NVIDIAは2026年8月21日、同社が開発した自律型AIエージェントシステム「AVO」が、汎用人工知能の能力を測るベンチマーク「ARC-AGI-3」の公開セットにおいて、満点となるスコア100を達成したと発表しました。このニュースの最大のポイントは、全く新しい言語モデルを開発したことではなく、既存のモデルを組み込む「周辺システム」の設計によってAIの限界を大きく引き上げた点にあります。今回AVOの内部で推論を担った基盤モデルはAnthropic社のClaude Opus 5ですが、このモデル単体でARC-AGI-3に挑んだ場合の正解率は約30パーセントにとどまります。しかし、AVOというシステムアーキテクチャの制御下で機能させることで、そのパフォーマンスを100パーセントへと飛躍させました。
ARC-AGI-3は、ルールも目的も与えられない未知の環境にAIを置き、試行錯誤を通じて法則を見つけ出す能力を測る非常に難易度の高いテストです。AVOは全25環境、183のレベルを完全にクリアしただけでなく、同じくClaude Opus 5を採用した競合のAIエージェントシステムと比較して約12パーセント少ないアクション数で攻略を終えており、極めて無駄なく問題解決に至ったことが確認されています。
この驚異的な成果の背景には、AVOが備える「長期的な自律作業」を可能にする堅牢なアーキテクチャが存在します。AVOは元々、2026年3月にGPUの計算処理を最適化するという高度なソフトウェアエンジニアリングタスクのために発表されたシステムです。その際は、最新世代のBlackwell B200 GPU上で7日間連続で自律的にコードの修正と検証を繰り返し、人間の専門家が最適化した既存の最高性能プログラムを最大10.5パーセント上回る処理速度を叩き出しました。
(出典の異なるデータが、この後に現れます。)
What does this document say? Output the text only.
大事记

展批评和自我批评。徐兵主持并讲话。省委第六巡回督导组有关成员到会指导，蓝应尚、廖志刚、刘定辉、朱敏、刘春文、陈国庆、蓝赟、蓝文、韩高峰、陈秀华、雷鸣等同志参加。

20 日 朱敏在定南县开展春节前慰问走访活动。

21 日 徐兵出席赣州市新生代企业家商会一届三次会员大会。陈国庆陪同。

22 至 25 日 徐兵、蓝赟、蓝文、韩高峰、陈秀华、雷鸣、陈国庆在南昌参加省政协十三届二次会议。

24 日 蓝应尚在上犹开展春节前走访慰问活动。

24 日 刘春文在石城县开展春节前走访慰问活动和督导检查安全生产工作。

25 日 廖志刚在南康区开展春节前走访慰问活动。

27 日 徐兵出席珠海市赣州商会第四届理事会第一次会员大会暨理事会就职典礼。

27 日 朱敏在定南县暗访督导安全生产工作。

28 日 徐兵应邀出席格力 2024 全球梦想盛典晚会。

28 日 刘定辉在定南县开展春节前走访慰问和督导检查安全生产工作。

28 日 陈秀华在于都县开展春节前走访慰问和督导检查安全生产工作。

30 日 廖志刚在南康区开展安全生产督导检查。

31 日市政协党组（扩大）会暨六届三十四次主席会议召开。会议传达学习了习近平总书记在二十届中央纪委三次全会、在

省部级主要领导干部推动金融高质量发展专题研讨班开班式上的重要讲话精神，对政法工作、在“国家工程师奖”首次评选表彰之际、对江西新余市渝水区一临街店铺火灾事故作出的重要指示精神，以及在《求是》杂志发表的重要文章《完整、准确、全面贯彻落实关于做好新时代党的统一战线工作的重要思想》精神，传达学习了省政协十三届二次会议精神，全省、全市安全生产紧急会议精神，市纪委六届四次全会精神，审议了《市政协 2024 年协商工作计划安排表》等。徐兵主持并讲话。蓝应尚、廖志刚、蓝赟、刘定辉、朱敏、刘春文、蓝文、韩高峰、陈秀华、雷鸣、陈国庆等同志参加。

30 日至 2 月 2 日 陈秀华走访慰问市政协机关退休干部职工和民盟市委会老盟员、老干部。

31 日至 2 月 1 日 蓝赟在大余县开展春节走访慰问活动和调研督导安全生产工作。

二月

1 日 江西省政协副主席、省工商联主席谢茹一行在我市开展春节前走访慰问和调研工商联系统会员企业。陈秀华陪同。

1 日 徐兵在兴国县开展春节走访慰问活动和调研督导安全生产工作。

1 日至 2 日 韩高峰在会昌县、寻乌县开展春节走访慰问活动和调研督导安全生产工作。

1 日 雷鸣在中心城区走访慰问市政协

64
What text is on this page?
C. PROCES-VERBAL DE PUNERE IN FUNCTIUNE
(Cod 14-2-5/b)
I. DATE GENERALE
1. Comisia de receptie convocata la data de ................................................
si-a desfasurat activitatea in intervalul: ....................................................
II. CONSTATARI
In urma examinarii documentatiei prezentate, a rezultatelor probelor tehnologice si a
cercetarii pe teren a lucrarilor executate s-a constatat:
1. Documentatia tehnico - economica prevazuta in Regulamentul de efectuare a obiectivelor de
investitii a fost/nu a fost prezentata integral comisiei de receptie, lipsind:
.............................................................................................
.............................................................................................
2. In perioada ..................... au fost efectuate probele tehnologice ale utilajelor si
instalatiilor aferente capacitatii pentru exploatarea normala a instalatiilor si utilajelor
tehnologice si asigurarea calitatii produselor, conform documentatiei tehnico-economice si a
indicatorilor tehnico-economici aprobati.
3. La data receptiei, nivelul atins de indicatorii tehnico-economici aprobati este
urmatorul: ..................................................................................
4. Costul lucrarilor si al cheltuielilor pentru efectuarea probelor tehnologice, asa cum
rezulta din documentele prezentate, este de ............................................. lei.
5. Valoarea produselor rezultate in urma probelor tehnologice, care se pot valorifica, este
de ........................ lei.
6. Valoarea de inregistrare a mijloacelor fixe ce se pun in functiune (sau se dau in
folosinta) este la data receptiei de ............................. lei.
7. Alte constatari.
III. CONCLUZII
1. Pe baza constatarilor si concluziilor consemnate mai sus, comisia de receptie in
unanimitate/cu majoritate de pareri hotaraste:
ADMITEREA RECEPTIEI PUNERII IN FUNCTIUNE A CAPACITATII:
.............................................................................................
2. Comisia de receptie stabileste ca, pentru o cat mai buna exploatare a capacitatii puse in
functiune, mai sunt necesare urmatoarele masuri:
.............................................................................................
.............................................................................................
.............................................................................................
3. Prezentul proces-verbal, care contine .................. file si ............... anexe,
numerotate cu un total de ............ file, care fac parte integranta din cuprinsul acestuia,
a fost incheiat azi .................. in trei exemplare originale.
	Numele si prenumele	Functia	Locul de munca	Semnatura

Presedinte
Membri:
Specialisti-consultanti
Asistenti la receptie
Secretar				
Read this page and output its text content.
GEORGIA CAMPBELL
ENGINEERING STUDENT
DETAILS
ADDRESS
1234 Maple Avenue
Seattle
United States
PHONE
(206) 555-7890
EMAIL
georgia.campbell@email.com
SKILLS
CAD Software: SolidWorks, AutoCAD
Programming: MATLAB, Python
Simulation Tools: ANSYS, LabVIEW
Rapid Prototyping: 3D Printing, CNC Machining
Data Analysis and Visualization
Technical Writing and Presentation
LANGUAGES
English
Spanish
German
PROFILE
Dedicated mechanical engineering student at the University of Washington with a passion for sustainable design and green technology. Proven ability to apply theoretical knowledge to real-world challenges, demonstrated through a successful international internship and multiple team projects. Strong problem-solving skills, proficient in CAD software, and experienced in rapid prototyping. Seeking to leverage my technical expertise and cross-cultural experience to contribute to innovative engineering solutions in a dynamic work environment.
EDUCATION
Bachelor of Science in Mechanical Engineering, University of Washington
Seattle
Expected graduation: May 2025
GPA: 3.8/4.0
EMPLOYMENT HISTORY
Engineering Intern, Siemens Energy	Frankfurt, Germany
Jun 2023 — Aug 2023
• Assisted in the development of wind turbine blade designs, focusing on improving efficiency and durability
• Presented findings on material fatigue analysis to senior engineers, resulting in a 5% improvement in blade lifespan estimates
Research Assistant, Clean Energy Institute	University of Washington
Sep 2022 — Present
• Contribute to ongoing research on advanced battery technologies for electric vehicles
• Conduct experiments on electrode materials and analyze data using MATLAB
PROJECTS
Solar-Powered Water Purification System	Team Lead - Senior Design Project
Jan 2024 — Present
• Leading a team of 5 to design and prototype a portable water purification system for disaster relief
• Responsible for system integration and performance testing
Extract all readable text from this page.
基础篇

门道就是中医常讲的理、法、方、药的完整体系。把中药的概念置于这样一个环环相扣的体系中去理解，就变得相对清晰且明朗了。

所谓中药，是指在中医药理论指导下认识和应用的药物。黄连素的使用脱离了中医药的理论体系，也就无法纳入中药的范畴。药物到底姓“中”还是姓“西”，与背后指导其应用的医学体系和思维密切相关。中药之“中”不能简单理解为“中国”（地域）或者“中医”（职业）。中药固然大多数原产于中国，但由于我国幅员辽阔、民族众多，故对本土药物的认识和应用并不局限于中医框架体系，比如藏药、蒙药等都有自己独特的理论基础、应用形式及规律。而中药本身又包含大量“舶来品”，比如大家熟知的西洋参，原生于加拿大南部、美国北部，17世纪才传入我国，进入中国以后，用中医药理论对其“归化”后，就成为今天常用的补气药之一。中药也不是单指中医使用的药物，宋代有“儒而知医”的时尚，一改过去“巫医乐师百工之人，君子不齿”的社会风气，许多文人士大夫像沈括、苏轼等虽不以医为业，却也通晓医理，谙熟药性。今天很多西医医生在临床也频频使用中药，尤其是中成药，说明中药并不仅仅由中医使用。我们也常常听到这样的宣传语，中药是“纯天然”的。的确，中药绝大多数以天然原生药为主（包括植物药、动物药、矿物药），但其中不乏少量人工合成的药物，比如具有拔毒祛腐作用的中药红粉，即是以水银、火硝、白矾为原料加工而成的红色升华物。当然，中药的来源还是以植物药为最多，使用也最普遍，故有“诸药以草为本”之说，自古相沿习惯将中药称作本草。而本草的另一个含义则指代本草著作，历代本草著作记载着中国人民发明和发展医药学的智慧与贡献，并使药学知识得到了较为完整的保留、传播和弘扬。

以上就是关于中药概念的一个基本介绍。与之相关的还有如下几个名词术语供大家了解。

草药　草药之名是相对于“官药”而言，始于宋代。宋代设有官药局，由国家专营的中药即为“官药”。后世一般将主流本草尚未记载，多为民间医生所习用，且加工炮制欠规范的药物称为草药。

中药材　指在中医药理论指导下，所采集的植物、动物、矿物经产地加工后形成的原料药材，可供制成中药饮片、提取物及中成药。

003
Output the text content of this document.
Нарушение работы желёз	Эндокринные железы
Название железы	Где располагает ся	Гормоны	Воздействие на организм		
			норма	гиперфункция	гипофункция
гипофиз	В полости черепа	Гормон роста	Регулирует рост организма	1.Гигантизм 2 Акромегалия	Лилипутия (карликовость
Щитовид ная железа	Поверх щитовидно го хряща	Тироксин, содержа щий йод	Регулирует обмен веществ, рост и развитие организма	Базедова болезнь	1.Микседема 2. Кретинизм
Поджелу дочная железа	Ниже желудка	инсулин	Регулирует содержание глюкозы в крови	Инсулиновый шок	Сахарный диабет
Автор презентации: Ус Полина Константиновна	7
コードの最適化と未知のパズルゲームという全く異なる領域において、同一のシステムアーキテクチャが高い成果を上げたという事実は、業界の今後の開発方針に大きな影響を与えます。仮説を立て、実行し、結果を観察して記憶し、行き詰まれば監督機能が軌道修正を行うという基本ループは、タスクの性質に関わらず共通して機能することが証明されました。これは、今後のエンタープライズ領域におけるAIの社会実装において、単なる言語モデルの巨大化や性能向上だけでなく、永続的なメモリ管理やツール連携など、周辺システム全体の設計精度がビジネスの成否を分けることを明確に示唆しています。
今回のエピソードは以上で終了です。また次回お会いしましょう。